Local sports books are low-margin, volume-driven operations — bookmakers are experts at hedging, or minimizing risk by setting lines aimed at balancing action on both sides of a bet — and a low priority for casinos, which focus on more profitable casino games.
Cantor's expertise in live betting so appealed to the developers of the M Resort, under construction at St. Rose Parkway and Las Vegas Boulevard, that they signed a contract for the company to run their sports book. M Resort executives hadn't anticipated farming out their sports book to a third party until they saw how live sports wagers could be made on handheld devices.
Cantor will share revenue with the M Resort rather than pay a flat rent, which is how many third-party sports books are run. Unlike Leroy's, which typically runs sports books for smaller casinos that don't want the overhead or risk, Cantor hopes to run books for larger casinos that now operate their own books.
It's a unique setup that M Resort Chief Operating Officer Joe Magliarditi expects will become a bigger part of the casino experience because it allows customers to bet when and where they want.
There's no regulation in Nevada that prohibits real-time betting on sports, though previous versions of the technology haven't caught on in a big way.
Cantor pushed a bill through Nevada's Legislature in 2005 to allow mobile gambling devices and worked with regulators to develop rules for the devices. Nevada regulators have yet to review or approve a sports betting system from Cantor.
The company's device, called eDeck, resembles a handheld video game. It's undergoing field testing at the Venetian.
Cantor Gaming President Lee Amaitis, the executive who helped bond trading affiliate Cantor Fitzgerald establish its headquarters in London after its New York office was wiped out in the terrorist attacks on the World Trade Center, believes the company's technology will transform the industry.
"We see ourselves as a different type of company," he said. "We're not just a builder of boxes. We're a developer of cutting-edge technology ... that's breaking new ground every day." In Cantor's world, he said, "the (betting) window never closes, the kickoff never matters and the line changes based on the results as they happen during the game."
In Britain, where its customers can bet on the rise and fall of financial markets and investments as well as sporting events, the company now gets more wagers during the action than before an event.

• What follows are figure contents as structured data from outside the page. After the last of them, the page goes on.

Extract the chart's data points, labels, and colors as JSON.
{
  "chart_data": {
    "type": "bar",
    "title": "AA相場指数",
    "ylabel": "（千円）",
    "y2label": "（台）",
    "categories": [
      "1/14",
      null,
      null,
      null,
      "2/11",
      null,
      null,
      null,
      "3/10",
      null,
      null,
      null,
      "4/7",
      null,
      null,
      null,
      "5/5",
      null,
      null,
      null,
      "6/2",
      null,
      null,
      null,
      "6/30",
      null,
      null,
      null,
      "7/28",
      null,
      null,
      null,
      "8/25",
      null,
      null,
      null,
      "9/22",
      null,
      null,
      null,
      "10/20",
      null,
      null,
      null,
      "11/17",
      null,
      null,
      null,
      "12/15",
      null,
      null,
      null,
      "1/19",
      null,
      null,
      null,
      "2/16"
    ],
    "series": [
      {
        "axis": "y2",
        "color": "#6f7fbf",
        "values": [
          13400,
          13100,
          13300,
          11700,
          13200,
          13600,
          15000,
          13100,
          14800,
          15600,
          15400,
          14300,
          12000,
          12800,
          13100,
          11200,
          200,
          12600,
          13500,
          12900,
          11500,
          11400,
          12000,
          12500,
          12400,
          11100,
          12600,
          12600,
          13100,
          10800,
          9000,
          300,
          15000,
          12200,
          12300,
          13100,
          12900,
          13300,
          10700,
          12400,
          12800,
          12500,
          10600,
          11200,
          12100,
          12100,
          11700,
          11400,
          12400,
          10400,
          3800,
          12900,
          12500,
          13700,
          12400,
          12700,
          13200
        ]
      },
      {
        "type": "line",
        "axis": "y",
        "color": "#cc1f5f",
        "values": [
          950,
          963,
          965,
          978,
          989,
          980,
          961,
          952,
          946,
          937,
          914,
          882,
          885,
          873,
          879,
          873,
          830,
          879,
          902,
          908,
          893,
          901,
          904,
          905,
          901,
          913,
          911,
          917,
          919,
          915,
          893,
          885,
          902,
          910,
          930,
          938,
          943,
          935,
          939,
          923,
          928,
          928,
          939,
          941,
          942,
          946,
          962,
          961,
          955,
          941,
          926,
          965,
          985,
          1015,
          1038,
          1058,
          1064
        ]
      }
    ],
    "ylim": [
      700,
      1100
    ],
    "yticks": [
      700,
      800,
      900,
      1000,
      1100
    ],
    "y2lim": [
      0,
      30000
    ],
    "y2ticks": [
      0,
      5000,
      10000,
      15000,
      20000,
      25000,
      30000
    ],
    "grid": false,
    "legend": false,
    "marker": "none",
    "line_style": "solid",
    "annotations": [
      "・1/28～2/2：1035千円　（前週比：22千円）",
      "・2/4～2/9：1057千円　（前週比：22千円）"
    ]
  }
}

Research in Britain has shown that gamblers laying wagers during a game win more of their bets than those who wager before the beginning of an event, suggesting that the former group is more sophisticated.

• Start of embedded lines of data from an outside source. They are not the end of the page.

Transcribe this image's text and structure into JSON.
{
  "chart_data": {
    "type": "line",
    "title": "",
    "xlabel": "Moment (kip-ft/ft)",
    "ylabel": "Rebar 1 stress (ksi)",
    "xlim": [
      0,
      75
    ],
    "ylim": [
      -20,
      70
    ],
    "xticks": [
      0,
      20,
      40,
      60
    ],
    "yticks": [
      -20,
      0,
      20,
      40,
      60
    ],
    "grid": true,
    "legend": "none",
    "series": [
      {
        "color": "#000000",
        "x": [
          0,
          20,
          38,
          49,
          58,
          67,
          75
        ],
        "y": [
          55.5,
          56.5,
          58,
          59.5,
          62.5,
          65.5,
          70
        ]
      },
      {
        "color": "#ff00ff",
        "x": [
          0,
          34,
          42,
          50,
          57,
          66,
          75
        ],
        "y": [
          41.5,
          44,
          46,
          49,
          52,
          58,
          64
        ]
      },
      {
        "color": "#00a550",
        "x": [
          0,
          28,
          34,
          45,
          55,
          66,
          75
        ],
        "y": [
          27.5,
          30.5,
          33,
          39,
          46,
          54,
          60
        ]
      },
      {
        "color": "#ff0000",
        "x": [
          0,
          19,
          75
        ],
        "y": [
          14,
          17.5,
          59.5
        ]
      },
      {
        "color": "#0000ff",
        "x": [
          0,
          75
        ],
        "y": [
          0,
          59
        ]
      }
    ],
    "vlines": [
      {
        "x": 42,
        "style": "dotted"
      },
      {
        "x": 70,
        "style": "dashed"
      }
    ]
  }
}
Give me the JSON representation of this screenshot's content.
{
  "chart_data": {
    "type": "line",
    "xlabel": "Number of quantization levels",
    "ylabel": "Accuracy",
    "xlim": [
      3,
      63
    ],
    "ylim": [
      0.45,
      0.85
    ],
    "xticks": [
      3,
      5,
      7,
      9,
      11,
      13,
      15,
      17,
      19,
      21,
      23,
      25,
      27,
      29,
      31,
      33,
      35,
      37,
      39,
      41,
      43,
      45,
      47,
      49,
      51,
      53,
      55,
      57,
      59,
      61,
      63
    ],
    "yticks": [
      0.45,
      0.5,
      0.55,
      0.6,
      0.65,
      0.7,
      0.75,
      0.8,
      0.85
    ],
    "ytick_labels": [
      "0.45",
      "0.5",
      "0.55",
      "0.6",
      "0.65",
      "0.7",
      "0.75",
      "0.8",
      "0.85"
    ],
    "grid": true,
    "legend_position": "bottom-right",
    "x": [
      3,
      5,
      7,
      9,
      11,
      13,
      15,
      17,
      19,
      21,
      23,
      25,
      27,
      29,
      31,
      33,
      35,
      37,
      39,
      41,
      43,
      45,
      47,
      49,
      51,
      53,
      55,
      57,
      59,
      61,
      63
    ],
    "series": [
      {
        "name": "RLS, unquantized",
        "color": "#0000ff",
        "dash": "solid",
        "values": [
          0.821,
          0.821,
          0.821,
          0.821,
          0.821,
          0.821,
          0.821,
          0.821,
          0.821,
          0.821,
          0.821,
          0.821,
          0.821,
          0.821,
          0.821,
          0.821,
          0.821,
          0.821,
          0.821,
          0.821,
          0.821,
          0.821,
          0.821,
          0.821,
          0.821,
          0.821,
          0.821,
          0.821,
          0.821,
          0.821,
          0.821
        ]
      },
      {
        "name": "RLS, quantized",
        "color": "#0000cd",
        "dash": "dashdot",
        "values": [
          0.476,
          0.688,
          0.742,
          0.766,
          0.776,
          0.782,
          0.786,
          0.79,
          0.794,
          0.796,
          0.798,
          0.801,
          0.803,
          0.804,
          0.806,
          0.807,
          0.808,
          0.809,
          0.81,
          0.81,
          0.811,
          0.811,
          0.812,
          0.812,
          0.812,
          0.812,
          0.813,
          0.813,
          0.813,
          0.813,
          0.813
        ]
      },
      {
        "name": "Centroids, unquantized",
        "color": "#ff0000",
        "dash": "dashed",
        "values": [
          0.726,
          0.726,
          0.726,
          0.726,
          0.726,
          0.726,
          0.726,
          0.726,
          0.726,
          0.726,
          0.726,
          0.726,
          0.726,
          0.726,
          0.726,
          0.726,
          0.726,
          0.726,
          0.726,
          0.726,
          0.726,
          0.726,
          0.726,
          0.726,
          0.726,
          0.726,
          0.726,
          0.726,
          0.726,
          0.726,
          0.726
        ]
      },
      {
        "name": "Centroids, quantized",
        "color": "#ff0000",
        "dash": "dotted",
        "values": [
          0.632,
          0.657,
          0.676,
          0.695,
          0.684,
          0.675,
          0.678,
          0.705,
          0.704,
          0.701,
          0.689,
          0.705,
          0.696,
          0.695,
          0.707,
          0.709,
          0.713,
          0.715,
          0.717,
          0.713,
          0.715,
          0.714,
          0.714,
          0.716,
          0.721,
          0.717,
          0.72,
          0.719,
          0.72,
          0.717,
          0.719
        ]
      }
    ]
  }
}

Enabling sports wagers on mobile devices could broaden the appeal of live betting among casual bettors and might attract newcomers to sports betting, said Kenny White, chief operating officer of Las Vegas Sports Consultants, which sets betting lines for most of Nevada's casinos.
Previous versions of live sports betting required bettors to enter their wagers at electronic terminals inside the sports book, tethering them while a game was in progress and restricting the technology's appeal to hard-core or professional gamblers, White said.
Still, White isn't convinced gamblers will flock to live betting, which requires a level of concentration many sports fans and recreational bettors lack. That bettors can legally gamble online in Britain has helped the live betting trend, which makes sense as an in-home convenience, he said, but for sports bettors it might not fare as well in a casino.
Another insider, who requested anonymity, put it more bluntly: "I think it's too much for people to be making more than 20 bets during a game. That's information overload — it almost becomes work. Bettors like to play the games but they like to watch them, too. They're still fans."
More lines would pose a greater risk for sports books, who keep sharps at bay with betting limits and are watchful of suspicious-looking bets.
Amaitis, whose company has spent five years and millions of dollars preparing for its Nevada debut, says that won't be an issue.
"We have deep experience making lines and we're very good at risk management," he said. "That's what we do."